Kürtősfánk (Kürtősh Donut) is a similar-shaped cake, which is baked in oil or fat and topped with sugar after baking or stuffed with whipped cream.
Kürtőskalács is made of a relatively hard and dry yeast-dough. A "twine" of dough is wrapped around the length of the spit, and then the spit with the strip of dough on it is rolled in sugar. Before or during baking, it's brushed with melted butter. The cake is ready when its surface has an even, brownish–red color. Strictly, homemade kürtőskalács can be made exclusively from natural ingredients (flour, sugar, milk, butter, eggs, yeast and salt). For other variants, of all ingredients it is merely margarine and vanilla sugar powder that can be synthetic, including ingredients of the final topping.
Kürtőskalács can be enriched by further aromas and flavors if the completed cake is provided a final topping. Any topping can be used that does not contain salt, cheese, meat or other non-confectionery ingredients.
Among pastries that are most closely related to kürtőskalács, the Transylvanian Saxon Baumstriezel has a cylinder shape, rather than a helix.

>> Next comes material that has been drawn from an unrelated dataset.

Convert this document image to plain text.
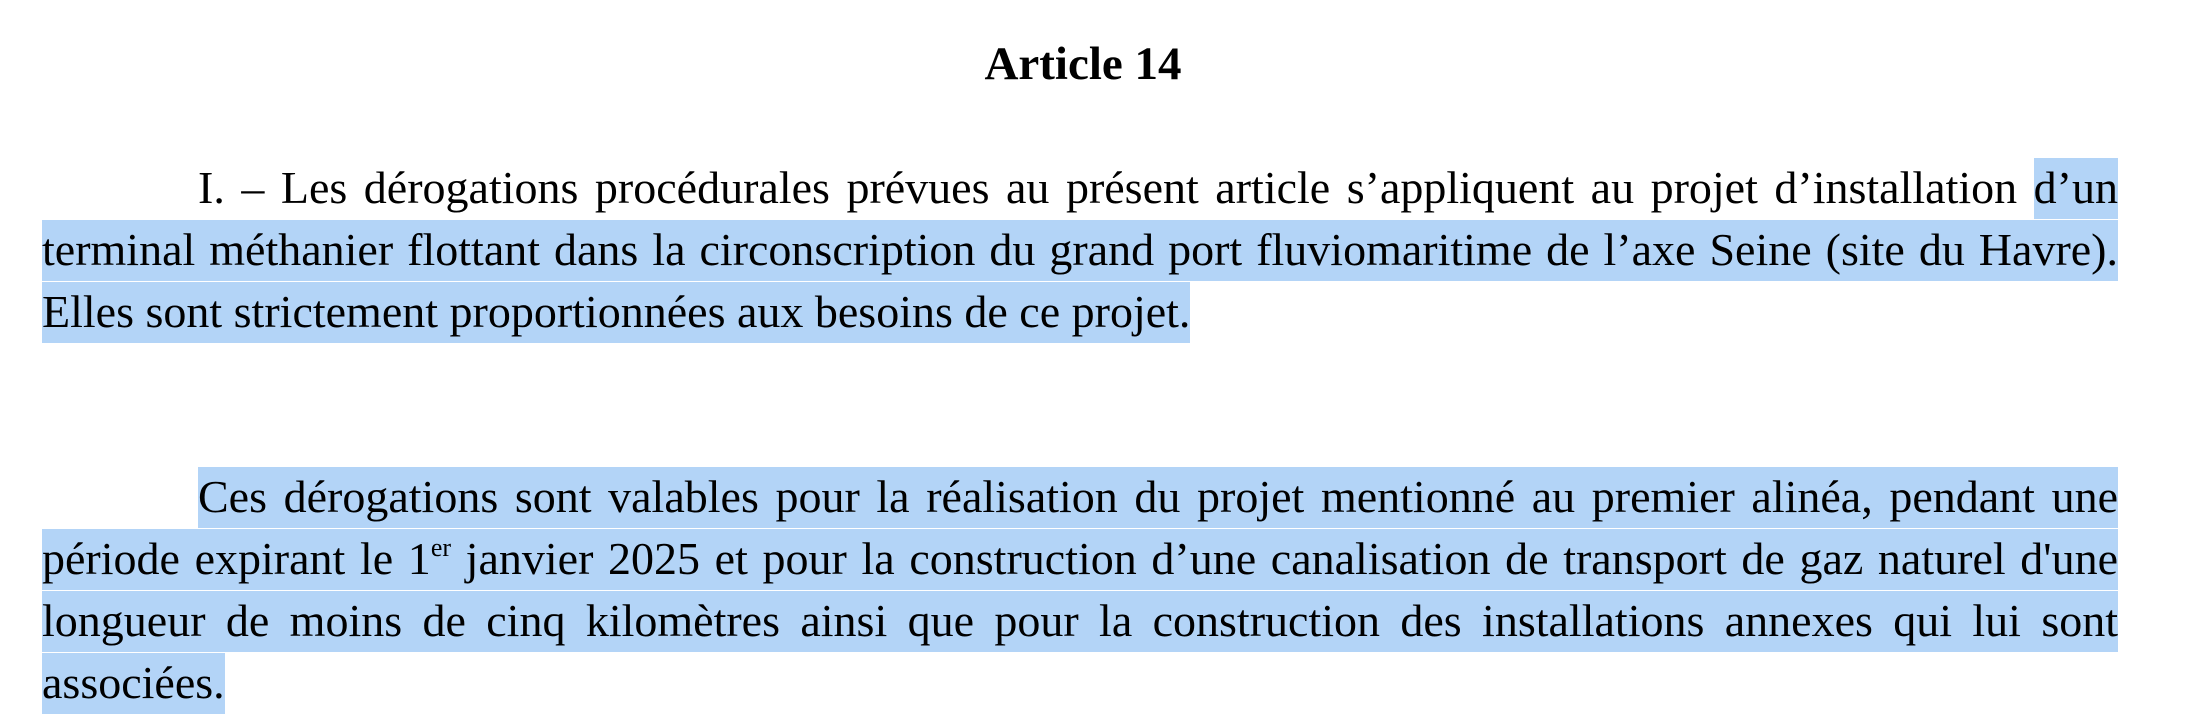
Article 14

I. – Les dérogations procédurales prévues au présent article s’appliquent au projet d’installation d’un terminal méthanier flottant dans la circonscription du grand port fluviomaritime de l’axe Seine (site du Havre). Elles sont strictement proportionnées aux besoins de ce projet.

Ces dérogations sont valables pour la réalisation du projet mentionné au premier alinéa, pendant une période expirant le 1er janvier 2025 et pour la construction d’une canalisation de transport de gaz naturel d'une longueur de moins de cinq kilomètres ainsi que pour la construction des installations annexes qui lui sont associées.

Skalicky Trdelnik from Slovakia (formerly Upper Hungary), as well as Trdlo/Trdelnice/Trdelnik from the Czech–Moravian region, differ from kürtőskalács in that there is no caramel sugar glaze applied to their surface.
Particular denominations of cake have been coined in common gastronomic knowledge of neighboring nations. Amongst Saxons, who earlier dwelt in Transylvania, the mirror translation of the word kürtőskalács, i.e. Schornsteinkuchen became popular. The Polish and Romanians use both the phonetic transcription of the word kürtőskalács and the translation of the adjective – noun cluster of magyar kalács/Hungarian Kalách or székely kalács/Szekler Kalách (Kurtoszkalacz or Wegierski kolacz and respectively Colac Secuiesc or Cozonac Secuiesc). Other languages’ written reference to kürtőskalács is rendered either by phonetic transcription of the entire compound word (Kurtosh Kalach), or the phonetic transcription of cluster’s first element, i.e. ‘kürtős’ – Kurtosh + translation of second element of cluster (Kurtosh Cake).
Similar products around Europe
- Baumkuchen in Austria and in Germany
- Baamkuch in Luxembourg, has become a traditional dish served mostly on special occasions, such as weddings.
- Trdelnik in Czech Republic and Slovakia, a Protected Geographical Indication (PGI) registered by the European Union
- Šakotis in Lithuania (Bamkuchenas as known in western part of Lithuania)
- Sękacz in Poland is a similar cake also cooked on a spit, normally over an open fire.